Ho
abbandonato questo blog per un po’ e me ne dispiace. Ho avuto parecchie
faccende di cui occuparmi, tra cui lasciare un lavoro noioso e banale, andare
in vacanza, decidere cosa voglio fare da grande e trovare un lavoro nuovo. Ho
fatto tutto in meno di due mesi, tranquilli, il 5 settembre ero già al lavoro e
il mio ultimo post data il 15 luglio. “Fast paced”, direbbero i miei amici
americani di Shanghai.
Comunque
questo nuovo lavoro ha previsto un mese di training in Italia e ora, eccomi
qui, abitante del Bel Paese da quasi due mesi. Non capitava da quattro anni e
meno male. Perché meno male? Ve lo spiego con un raccontino.
Venerdì
sera, ore 20.45 circa, approdo nel mio paese natale di nome Mozzate dopo aver cambiato ben
quattro treni da Altopascio (LU). Attraverso il paese per recarmi verso casa e
mi accorgo di vivere in uno scenario da post-apocalisse: deserto! Ho incontrato
in tutto quattro macchine dalla stazione a casa (e io abito a più di un km
dalla stazione e sono passata per il centro), due passanti, cinque o sei
nordafricani (non saprei di preciso di quale paese) unici animatori della
piazza, nessun bar aperto, strade buie senza lampioni e solitudine.
Ora,
non che questo paese sia mai stato particolarmente attraente né vitale, ma una
morte così mi pare davvero eccessiva. La mia mente ha quindi cominciato a
vagare: mi è tornato alla mente quando io volevo andare in Gran Bretagna a
imparare l’inglese e la gente mi rispondeva “Ma dove vai così lontano da casa?
Pensi che sia meglio?

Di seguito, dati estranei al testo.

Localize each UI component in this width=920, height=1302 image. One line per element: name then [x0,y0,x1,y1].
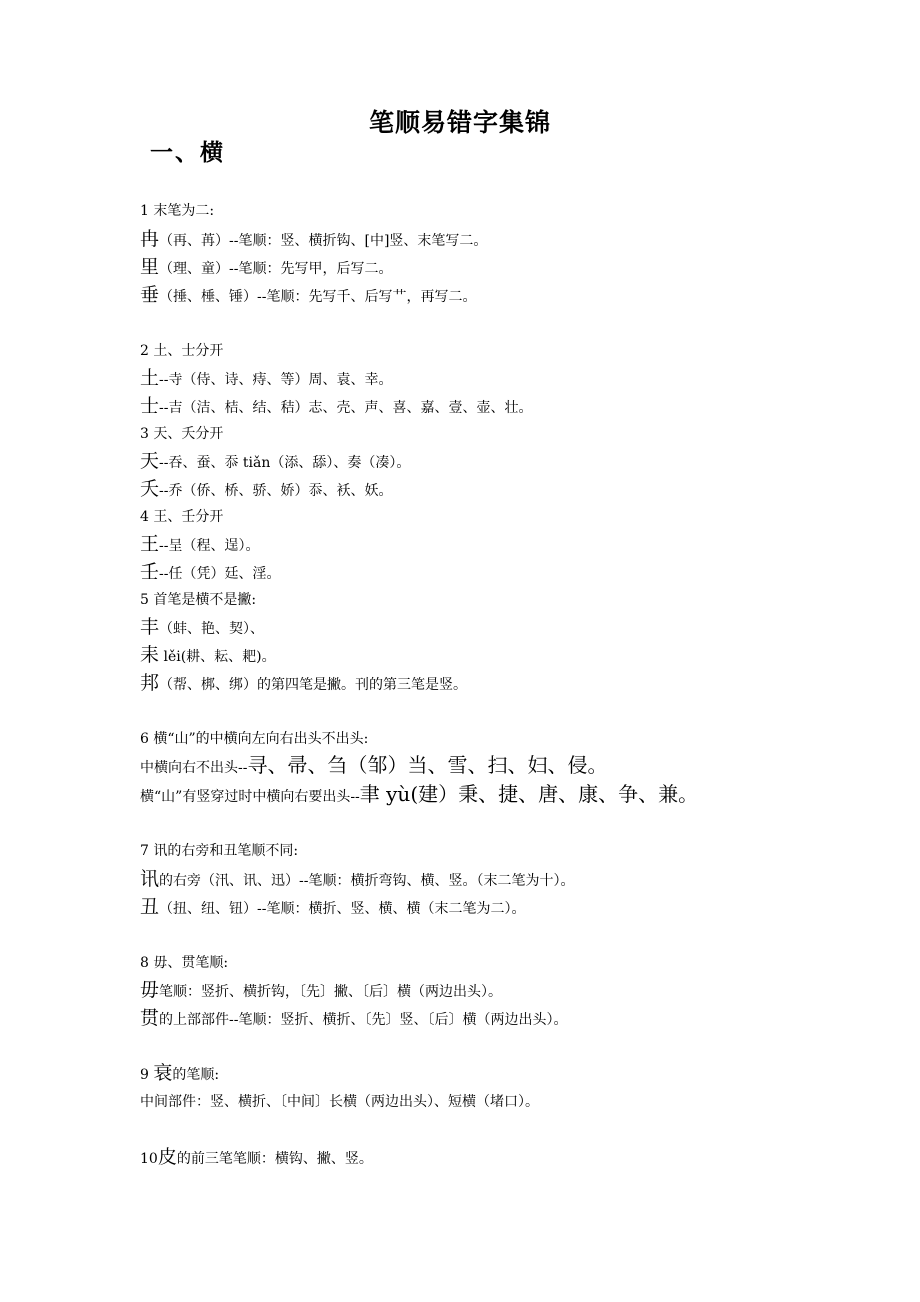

Guarda che tutto il mondo è paese”; oppure quando mi
dibattevo, impuntavo e arrabbiavo dicendo che non avrei mai lavorato gratis,
tanto meno facendo la pendolare a Milano (sono 35 minuti di treno “carro
bestiame” al mattino, immancabilmente in ritardo); oppure quando, tornata in
Italia quest’estate, cercavo di far capire ai miei coetanei perché avevo
lasciato il mio banale e noioso lavoro precedente senza averne un altro in mano
e, sempre con loro, mi indignavo delle misere offerte da morti di fame che le
aziende della zona mi facevano. E immancabile come il ritardo dei treni mi
veniva detto che questa era la situazione, dove pensavo di andare e cosa volevo
ottenere, questo è quello che c’è e di questo mi dovevo accontentare.
Oggi
ho deciso di rispondere. Innanzitutto, tutto il mondo non è paese: esistono
stili di vita diversi, abitudini diverse e ambienti diversi. Inoltre, non è che
ci si deve accontentare di quello che c’è anche se è sbagliato: se non va bene,
lo si deve cambiare. Il problema è che per cambiarlo, bisogna avere le caratteristiche
giuste. Bisogna lavorare tanto, essere competenti, aver studiato, avere ancora voglia
di studiare e imparare, bisogna essere flessibili, bisogna pensare che si può
sempre migliorare. Infine, forte di queste competenze, ci si butta, si osa, si
dimostra di essere bravi, affidabili, di portare risultati e quindi si può
pretendere di più.
Il
problema quindi non è lo stallo dell’ambiente, ma le persone: sono le persone
ad essere spente, incompetenti e poco intraprendenti e quindi automaticamente
si accontentano perché non possono pretendere altrimenti. Non ne hanno il
diritto. Il paese ne è la dimostrazione: Mozzate è un comune con 71
milioni di euro di debito e non mi stupisce che non vi siano i lampioni
nelle strade. Ma le strade sono fatte anche di persone e di esercizi
commerciali e, se anche questi si ritirano perché “tanto cosa vuoi fare?”, non
mi stupisce nemmeno che regni il deserto. Quindi smettetela di incolpare le
amministrazioni comunali (ovvero “l’altro” in opposizione al “voi”) e
cominciate a pensare cosa fate voi per vivere bene. A giudicare dalla
situazione, direi nulla: vi siete accontentati di tutto e sempre, dal lavoro,
alle amicizie, al treno in ritardo, al buio per le strade.
Mentre
arrivavo verso casa, ho fatto questa fotografia. Lo so, fa schifo, ma che
volete, era buio e l’ho fatta con il telefono. In ogni caso, è un simbolo: la
luce che vedete era casa mia, illuminata a giorno, con il buio totale intorno e
io ne sono stata orgogliosa. Buon sabato!